Ligação com a Nebulosa do Caranguejo

A explosão de 1054 deu origem à Nebulosa do Caranguejo, localizada a cerca de 6.500 anos-luz. Observações modernas mostram que o remanescente é um pulsar — estrela de nêutrons extremamente densa formada pela implosão de um astro cerca de 11 vezes mais massivo que o Sol. A dispersão de elementos pesados na explosão é considerada fundamental para a formação de novos sistemas estelares e, consequentemente, da vida.

Arqueoastronomia em destaque

A pesquisa insere-se no campo da arqueoastronomia, que combina arqueologia e astronomia para entender como culturas antigas observavam e registravam o céu. No Brasil, a área concentra-se em vestígios pré-históricos e indígenas, como geoglifos amazônicos ou alinhamentos megalíticos em Calçoene (AP).

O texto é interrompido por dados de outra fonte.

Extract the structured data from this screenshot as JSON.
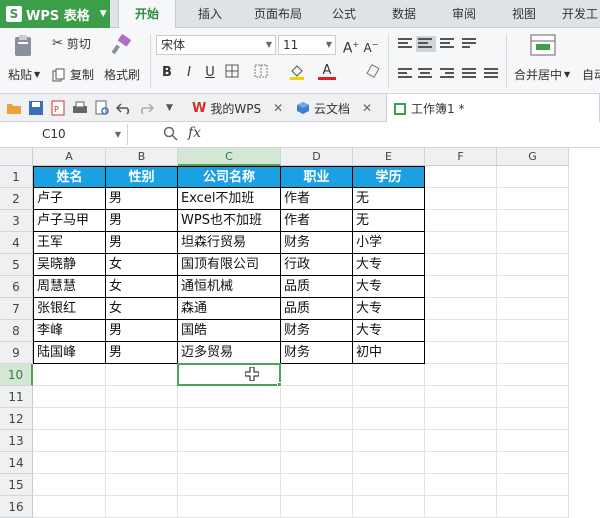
{
  "app": {
    "name": "WPS 表格",
    "logo": "S"
  },
  "ribbon_tabs": [
    "开始",
    "插入",
    "页面布局",
    "公式",
    "数据",
    "审阅",
    "视图",
    "开发工"
  ],
  "active_tab": "开始",
  "ribbon": {
    "cut": "剪切",
    "paste": "粘贴",
    "copy": "复制",
    "format_painter": "格式刷",
    "font_name": "宋体",
    "font_size": "11",
    "merge_center": "合并居中",
    "auto_wrap": "自动",
    "bold": "B",
    "italic": "I",
    "underline": "U",
    "grow_font": "A",
    "shrink_font": "A",
    "font_color_glyph": "A"
  },
  "doc_tabs": [
    {
      "label": "我的WPS",
      "icon": "wps-logo-icon",
      "closable": true
    },
    {
      "label": "云文档",
      "icon": "cloud-cube-icon",
      "closable": true
    },
    {
      "label": "工作簿1 *",
      "icon": "sheet-icon",
      "closable": false
    }
  ],
  "formula_bar": {
    "cell_ref": "C10",
    "fx": "fx"
  },
  "columns": [
    "A",
    "B",
    "C",
    "D",
    "E",
    "F",
    "G"
  ],
  "rows": [
    "1",
    "2",
    "3",
    "4",
    "5",
    "6",
    "7",
    "8",
    "9",
    "10",
    "11",
    "12",
    "13",
    "14",
    "15",
    "16"
  ],
  "table": {
    "headers": [
      "姓名",
      "性别",
      "公司名称",
      "职业",
      "学历"
    ],
    "rows": [
      [
        "卢子",
        "男",
        "Excel不加班",
        "作者",
        "无"
      ],
      [
        "卢子马甲",
        "男",
        "WPS也不加班",
        "作者",
        "无"
      ],
      [
        "王军",
        "男",
        "坦森行贸易",
        "财务",
        "小学"
      ],
      [
        "吴晓静",
        "女",
        "国顶有限公司",
        "行政",
        "大专"
      ],
      [
        "周慧慧",
        "女",
        "通恒机械",
        "品质",
        "大专"
      ],
      [
        "张银红",
        "女",
        "森通",
        "品质",
        "大专"
      ],
      [
        "李峰",
        "男",
        "国皓",
        "财务",
        "大专"
      ],
      [
        "陆国峰",
        "男",
        "迈多贸易",
        "财务",
        "初中"
      ]
    ]
  },
  "selection": {
    "cell": "C10",
    "column": "C",
    "row": "10"
  },
  "colors": {
    "accent": "#3d9e4a",
    "header_fill": "#1ba1e2",
    "selection": "#4aa55b"
  }
}
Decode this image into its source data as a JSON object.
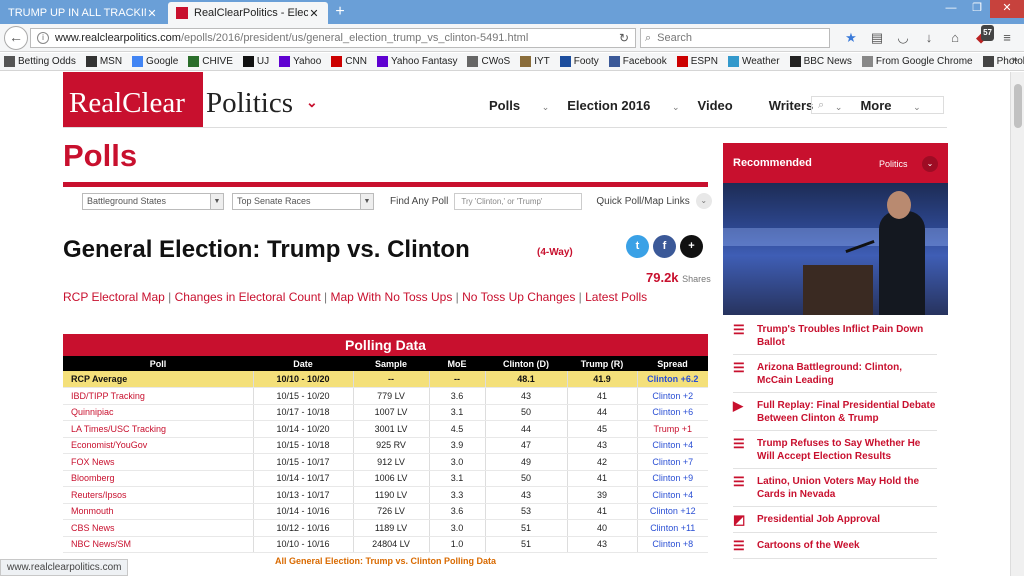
{
  "browser": {
    "tabs": [
      {
        "title": "TRUMP UP IN ALL TRACKING ..."
      },
      {
        "title": "RealClearPolitics - Electio..."
      }
    ],
    "url_domain": "www.realclearpolitics.com",
    "url_path": "/epolls/2016/president/us/general_election_trump_vs_clinton-5491.html",
    "search_placeholder": "Search",
    "notification_count": "57",
    "bookmarks": [
      {
        "label": "Betting Odds",
        "color": "#555555"
      },
      {
        "label": "MSN",
        "color": "#333333"
      },
      {
        "label": "Google",
        "color": "#4285f4"
      },
      {
        "label": "CHIVE",
        "color": "#2b6e2b"
      },
      {
        "label": "UJ",
        "color": "#111111"
      },
      {
        "label": "Yahoo",
        "color": "#5f01d1"
      },
      {
        "label": "CNN",
        "color": "#cc0000"
      },
      {
        "label": "Yahoo Fantasy",
        "color": "#5f01d1"
      },
      {
        "label": "CWoS",
        "color": "#666666"
      },
      {
        "label": "IYT",
        "color": "#8a6d3b"
      },
      {
        "label": "Footy",
        "color": "#1d4e9e"
      },
      {
        "label": "Facebook",
        "color": "#3b5998"
      },
      {
        "label": "ESPN",
        "color": "#cc0000"
      },
      {
        "label": "Weather",
        "color": "#3399cc"
      },
      {
        "label": "BBC News",
        "color": "#222222"
      },
      {
        "label": "From Google Chrome",
        "color": "#888888"
      },
      {
        "label": "Photobucket",
        "color": "#444444"
      }
    ],
    "status_url": "www.realclearpolitics.com"
  },
  "site": {
    "logo_realclear": "RealClear",
    "logo_politics": "Politics",
    "nav": [
      "Polls",
      "Election 2016",
      "Video",
      "Writers",
      "More"
    ]
  },
  "page": {
    "section_title": "Polls",
    "filters": {
      "select1": "Battleground States",
      "select2": "Top Senate Races",
      "find_label": "Find Any Poll",
      "find_placeholder": "Try 'Clinton,' or 'Trump'",
      "quick_label": "Quick Poll/Map Links"
    },
    "headline": "General Election: Trump vs. Clinton",
    "headline_tag": "(4-Way)",
    "shares_count": "79.2k",
    "shares_label": "Shares",
    "links": [
      "RCP Electoral Map",
      "Changes in Electoral Count",
      "Map With No Toss Ups",
      "No Toss Up Changes",
      "Latest Polls"
    ],
    "table_title": "Polling Data",
    "table_headers": [
      "Poll",
      "Date",
      "Sample",
      "MoE",
      "Clinton (D)",
      "Trump (R)",
      "Spread"
    ],
    "average_row": [
      "RCP Average",
      "10/10 - 10/20",
      "--",
      "--",
      "48.1",
      "41.9",
      "Clinton +6.2"
    ],
    "rows": [
      [
        "IBD/TIPP Tracking",
        "10/15 - 10/20",
        "779 LV",
        "3.6",
        "43",
        "41",
        "Clinton +2"
      ],
      [
        "Quinnipiac",
        "10/17 - 10/18",
        "1007 LV",
        "3.1",
        "50",
        "44",
        "Clinton +6"
      ],
      [
        "LA Times/USC Tracking",
        "10/14 - 10/20",
        "3001 LV",
        "4.5",
        "44",
        "45",
        "Trump +1"
      ],
      [
        "Economist/YouGov",
        "10/15 - 10/18",
        "925 RV",
        "3.9",
        "47",
        "43",
        "Clinton +4"
      ],
      [
        "FOX News",
        "10/15 - 10/17",
        "912 LV",
        "3.0",
        "49",
        "42",
        "Clinton +7"
      ],
      [
        "Bloomberg",
        "10/14 - 10/17",
        "1006 LV",
        "3.1",
        "50",
        "41",
        "Clinton +9"
      ],
      [
        "Reuters/Ipsos",
        "10/13 - 10/17",
        "1190 LV",
        "3.3",
        "43",
        "39",
        "Clinton +4"
      ],
      [
        "Monmouth",
        "10/14 - 10/16",
        "726 LV",
        "3.6",
        "53",
        "41",
        "Clinton +12"
      ],
      [
        "CBS News",
        "10/12 - 10/16",
        "1189 LV",
        "3.0",
        "51",
        "40",
        "Clinton +11"
      ],
      [
        "NBC News/SM",
        "10/10 - 10/16",
        "24804 LV",
        "1.0",
        "51",
        "43",
        "Clinton +8"
      ]
    ],
    "all_data_link": "All General Election: Trump vs. Clinton Polling Data"
  },
  "sidebar": {
    "title": "Recommended",
    "category": "Politics",
    "items": [
      {
        "icon": "list-icon",
        "text": "Trump's Troubles Inflict Pain Down Ballot"
      },
      {
        "icon": "list-icon",
        "text": "Arizona Battleground: Clinton, McCain Leading"
      },
      {
        "icon": "video-icon",
        "text": "Full Replay: Final Presidential Debate Between Clinton & Trump"
      },
      {
        "icon": "list-icon",
        "text": "Trump Refuses to Say Whether He Will Accept Election Results"
      },
      {
        "icon": "list-icon",
        "text": "Latino, Union Voters May Hold the Cards in Nevada"
      },
      {
        "icon": "chart-icon",
        "text": "Presidential Job Approval"
      },
      {
        "icon": "list-icon",
        "text": "Cartoons of the Week"
      }
    ]
  },
  "colors": {
    "brand_red": "#c8102e",
    "spread_blue": "#2a4fd4",
    "average_yellow": "#f4e07a"
  }
}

Sérvulo destaca que o estudo de arte rupestre é hoje o segmento mais ativo do campo, com ênfase na busca de correspondências entre inscrições e eventos celestes específicos.

As descobertas na Paraíba ampliam o debate sobre a presença de fenômenos astronômicos na iconografia pré-histórica e sugerem que os povos do sertão nordestino compartilhavam, com civilizações de outras partes do mundo, o hábito de registrar no rochedo acontecimentos marcantes do firmamento.